Key findings and recommended actions

- Policy and procedures: The ESD reviewers found district policy aligned with state models but identified gaps in procedure language and clarity (for example, responsibilities, definitions and prevention timelines). Reviewers suggested revising procedure 03/2007 P to add clearer timelines, training expectations, and prevention language used by nearby districts.

- Reporting systems and data: The district has adopted Hear Me WA (anonymous tip line) and is using Navigate360 for case management, but reviewers noted inconsistent coding and multiple behavior codes that make mining HIB-specific cases difficult. The district plans to standardize reporting forms and to continue using Navigate360 as its primary incident database.

- Racial and identity disparities: Reviewers flagged disproportionality in discipline for some student groups and rising use of slurs; they recommended proactive education, identity and empathy work, and exploration of OSPI’s multifaceted HIB prevention resources.

- Prevention and student voice: The report credited existing preventive programs (Second Step, Character Strong, Unified Sports) but urged consistent implementation and recommended increased peer-to-peer and cross-school relationship-building.
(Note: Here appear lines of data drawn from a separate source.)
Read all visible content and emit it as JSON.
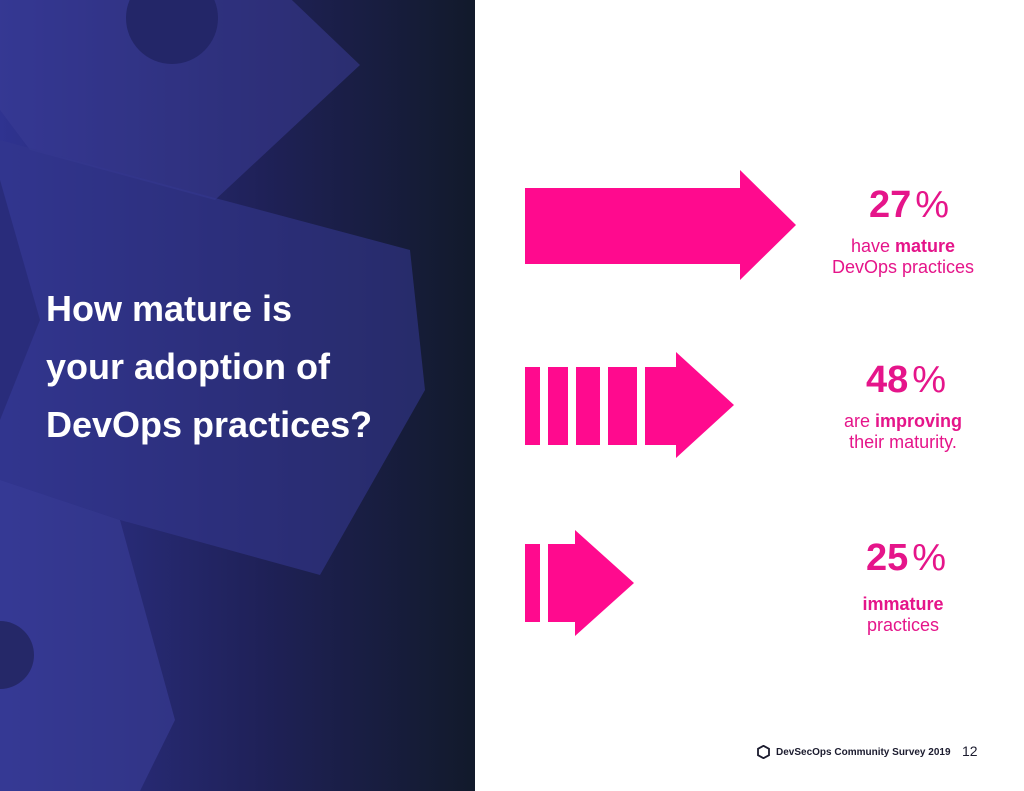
{
  "question": {
    "line1": "How mature is",
    "line2": "your adoption of",
    "line3": "DevOps practices?"
  },
  "chart_data": {
    "type": "other",
    "categories": [
      "mature",
      "improving",
      "immature"
    ],
    "values": [
      27,
      48,
      25
    ],
    "unit": "%"
  },
  "stats": [
    {
      "number": "27",
      "symbol": "%",
      "line1_prefix": "have ",
      "line1_bold": "mature",
      "line2": "DevOps practices"
    },
    {
      "number": "48",
      "symbol": "%",
      "line1_prefix": "are ",
      "line1_bold": "improving",
      "line2": "their maturity."
    },
    {
      "number": "25",
      "symbol": "%",
      "line1_prefix": "",
      "line1_bold": "immature",
      "line2": "practices"
    }
  ],
  "footer": {
    "survey": "DevSecOps Community Survey 2019",
    "page_number": "12",
    "logo_icon": "hexagon-logo-icon"
  },
  "colors": {
    "accent": "#e5158a",
    "panel_dark": "#131a2e",
    "panel_blue": "#2e2f82",
    "text_light": "#ffffff"
  }
}
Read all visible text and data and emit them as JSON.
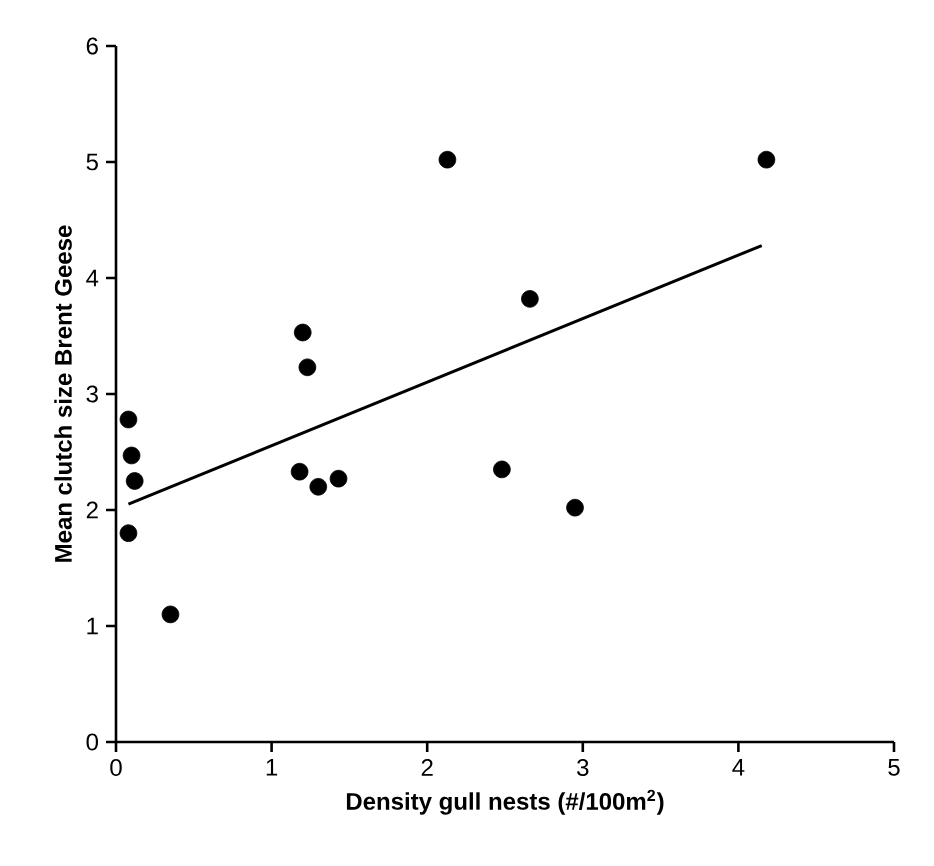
{
  "chart_data": {
    "type": "scatter",
    "xlabel": "Density gull nests (#/100m$^{2}$)",
    "ylabel": "Mean clutch size Brent Geese",
    "xlim": [
      0,
      5
    ],
    "ylim": [
      0,
      6
    ],
    "xticks": [
      0,
      1,
      2,
      3,
      4,
      5
    ],
    "yticks": [
      0,
      1,
      2,
      3,
      4,
      5,
      6
    ],
    "grid": false,
    "series": [
      {
        "color": "#000000",
        "marker": "circle",
        "x": [
          0.08,
          0.1,
          0.12,
          0.08,
          0.35,
          1.18,
          1.2,
          1.23,
          1.3,
          1.43,
          2.13,
          2.48,
          2.66,
          2.95,
          4.18
        ],
        "values": [
          2.78,
          2.47,
          2.25,
          1.8,
          1.1,
          2.33,
          3.53,
          3.23,
          2.2,
          2.27,
          5.02,
          2.35,
          3.82,
          2.02,
          5.02
        ]
      },
      {
        "type": "line",
        "color": "#000000",
        "marker": "none",
        "x": [
          0.08,
          4.15
        ],
        "values": [
          2.05,
          4.28
        ]
      }
    ]
  }
}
Students told the district they want more visible staff support and stronger relationship-building opportunities.

- Cyberbullying and social media: Reviewers emphasized that many incidents begin or escalate online and urged clearer reporting steps for cyber incidents, cooperation with law enforcement when criminal thresholds are crossed, and engagement with national efforts to improve social-platform takedown processes.

District response and next steps

Deputy Chief of Schools Julie — who led the BAP task force of community members, principals, counselors and other staff — said the group met several times across months to produce guiding principles and five concrete actions (including clearer communication for families and training for staff). Julie said the task force separated discriminatory harassment (racial, homophobic, identity-based) from other bullying because it requires immediate, restorative and prevention work focused on empathy and community action.
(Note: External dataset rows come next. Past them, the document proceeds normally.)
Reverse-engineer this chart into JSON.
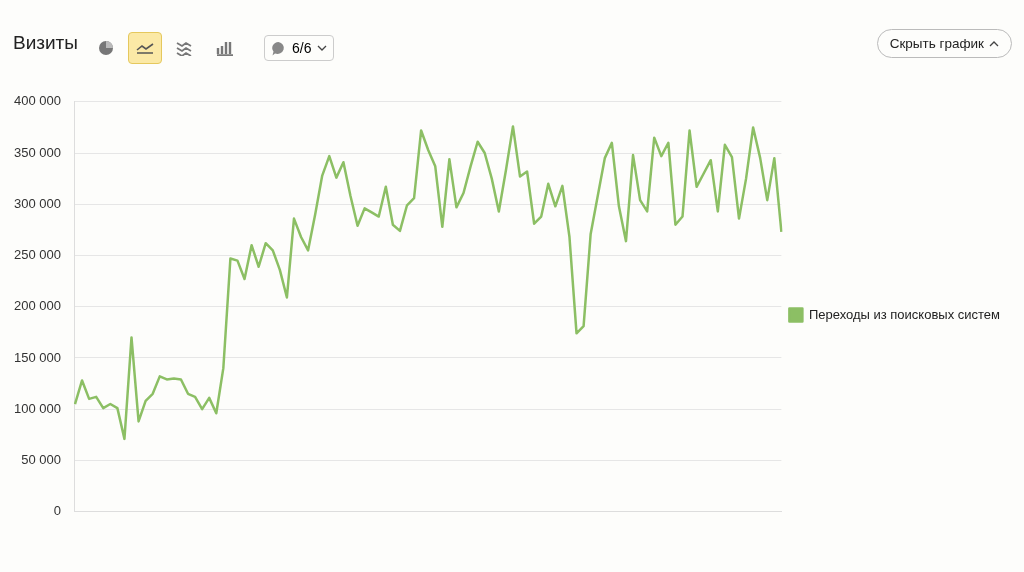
{
  "chart_data": {
    "type": "line",
    "title": "Визиты",
    "annotations": [
      "6/6",
      "Скрыть график"
    ],
    "categories": [
      null,
      null,
      null,
      null,
      null,
      null,
      null,
      null,
      null,
      null,
      null,
      null,
      null,
      null,
      null,
      null,
      null,
      null,
      null,
      null,
      null,
      null,
      null,
      null,
      null,
      null,
      null,
      null,
      null,
      null,
      null,
      null,
      null,
      null,
      null,
      null,
      null,
      null,
      null,
      null,
      null,
      null,
      null,
      null,
      null,
      null,
      null,
      null,
      null,
      null,
      null,
      null,
      null,
      null,
      null,
      null,
      null,
      null,
      null,
      null,
      null,
      null,
      null,
      null,
      null,
      null,
      null,
      null,
      null,
      null,
      null,
      null,
      null,
      null,
      null,
      null,
      null,
      null,
      null,
      null,
      null,
      null,
      null,
      null,
      null,
      null,
      null,
      null,
      null,
      null,
      null,
      null,
      null,
      null,
      null,
      null,
      null,
      null,
      null,
      null,
      null
    ],
    "series": [
      {
        "name": "Переходы из поисковых систем",
        "color": "#8cbf64",
        "values": [
          105000,
          128000,
          110000,
          112000,
          101000,
          105000,
          101000,
          71000,
          170000,
          88000,
          108000,
          115000,
          132000,
          129000,
          130000,
          129000,
          115000,
          112000,
          100000,
          111000,
          96000,
          140000,
          247000,
          245000,
          227000,
          260000,
          239000,
          262000,
          255000,
          236000,
          209000,
          286000,
          268000,
          255000,
          290000,
          328000,
          347000,
          326000,
          341000,
          308000,
          279000,
          296000,
          292000,
          288000,
          317000,
          280000,
          274000,
          299000,
          306000,
          372000,
          353000,
          337000,
          278000,
          344000,
          297000,
          311000,
          337000,
          361000,
          350000,
          325000,
          293000,
          333000,
          376000,
          327000,
          332000,
          281000,
          288000,
          320000,
          298000,
          318000,
          268000,
          174000,
          181000,
          271000,
          308000,
          345000,
          360000,
          298000,
          264000,
          348000,
          304000,
          293000,
          365000,
          347000,
          360000,
          280000,
          288000,
          372000,
          317000,
          330000,
          343000,
          293000,
          358000,
          346000,
          286000,
          325000,
          375000,
          345000,
          304000,
          345000,
          273000
        ]
      }
    ],
    "ylim": [
      0,
      400000
    ],
    "yticks": [
      0,
      50000,
      100000,
      150000,
      200000,
      250000,
      300000,
      350000,
      400000
    ],
    "grid": "y",
    "legend": "right",
    "marker": "none",
    "line_style": "solid"
  }
}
Paralegal and HIB compliance officer Shelby described procedural updates already underway (revised verbiage to avoid ambiguous legal terms, clarified investigative steps, and merging Hear Me WA tips into Navigate360 records). Shelby said one immediate operational goal is improved, consistent documentation across buildings so cases can be tracked, trended and addressed with targeted supports.

The district listed several near-term steps: revise and publish updated procedures and handbooks for 2025–26; continue assistant-principal and deputy-principal calibration work on incident coding; expand training on restorative practices and on addressing hateful language; and continue superintendent–student advisory sessions and school-based focus groups to capture student voice.

Ending: The district said the full Puget Sound ESD review and the BAP materials would be published on the HIB web pages by Friday. Board members and staff stressed the work is ongoing; they asked for measurable outcomes to track change and for continued collaboration with families and community groups.